Notons que la division entre France insoumise et le PCF a coûté la présence de plusieurs dizaines de candidats au second tour. Mais reconnaissons aussi que la présence au second tour n’aurait nullement signifié, à l’arrivée, un nombre de députés extraordinairement plus élevé. De fait, il n’existe pas de remède miracle à la présidentialisation de la vie politique, qui se concrétise depuis de nombreuses années par une participation électorale beaucoup plus forte à la présidentielle qu’aux législatives qui s’ensuivent, avec la logique selon laquelle les législatives sont là pour confirmer et amplifier la dynamique présidentielle. Ainsi, la victoire de Macron a logiquement galvanisé ses électeurs pour les législatives, tandis que la dynamique France insoumise, même si elle a été loin de s’effondrer, a quelque peu marqué le pas.

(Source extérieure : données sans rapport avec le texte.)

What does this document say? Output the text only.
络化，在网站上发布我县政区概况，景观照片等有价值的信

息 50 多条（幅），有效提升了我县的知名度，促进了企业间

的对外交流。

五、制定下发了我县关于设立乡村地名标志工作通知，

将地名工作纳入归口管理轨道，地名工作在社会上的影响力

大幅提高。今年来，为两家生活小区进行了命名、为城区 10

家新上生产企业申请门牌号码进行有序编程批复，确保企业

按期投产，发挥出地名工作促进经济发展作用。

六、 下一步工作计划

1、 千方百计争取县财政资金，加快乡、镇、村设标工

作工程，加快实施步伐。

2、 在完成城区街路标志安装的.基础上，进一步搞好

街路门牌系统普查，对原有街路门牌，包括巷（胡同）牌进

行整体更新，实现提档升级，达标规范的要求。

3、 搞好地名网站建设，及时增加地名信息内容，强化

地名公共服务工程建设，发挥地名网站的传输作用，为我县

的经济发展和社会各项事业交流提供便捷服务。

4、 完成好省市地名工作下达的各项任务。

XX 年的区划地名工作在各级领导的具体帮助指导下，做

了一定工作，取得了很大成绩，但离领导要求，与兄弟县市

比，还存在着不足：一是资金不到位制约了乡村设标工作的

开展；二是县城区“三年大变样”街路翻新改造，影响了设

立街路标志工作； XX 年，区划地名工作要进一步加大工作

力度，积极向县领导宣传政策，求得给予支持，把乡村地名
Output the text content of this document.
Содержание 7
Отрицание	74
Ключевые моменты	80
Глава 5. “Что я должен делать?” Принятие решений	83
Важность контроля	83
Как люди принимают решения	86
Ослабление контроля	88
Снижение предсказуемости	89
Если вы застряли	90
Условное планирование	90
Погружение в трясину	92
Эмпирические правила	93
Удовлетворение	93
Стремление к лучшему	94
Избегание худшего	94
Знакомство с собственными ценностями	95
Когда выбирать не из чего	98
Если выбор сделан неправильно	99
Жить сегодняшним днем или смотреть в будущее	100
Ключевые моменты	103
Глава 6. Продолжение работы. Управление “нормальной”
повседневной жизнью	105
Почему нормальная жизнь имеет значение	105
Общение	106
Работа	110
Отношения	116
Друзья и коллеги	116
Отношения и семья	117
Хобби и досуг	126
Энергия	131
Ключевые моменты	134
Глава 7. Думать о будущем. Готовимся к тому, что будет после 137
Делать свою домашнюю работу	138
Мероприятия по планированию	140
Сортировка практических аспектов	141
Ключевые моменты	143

Proposons pour finir une appréciation globale : dans un contexte de crise politique aiguë, accentuée par la chute des partis de gouvernements, la candidature de Mélenchon et la dynamique de France insoumise ont constitué un événement majeur, un tournant politique au bénéfice de la gauche de transformation. Nous l’avions envisagé dès le deuxième trimestre de 2016 en écrivant : ‘’c’est là qu’ça s’passe !’’. Eh bien, c’est là que ça s’est passé.

Article paru dans Cerises n°330, (www.cerisesenligne.fr), une publication de l’Association des communistes unitaires (ACU)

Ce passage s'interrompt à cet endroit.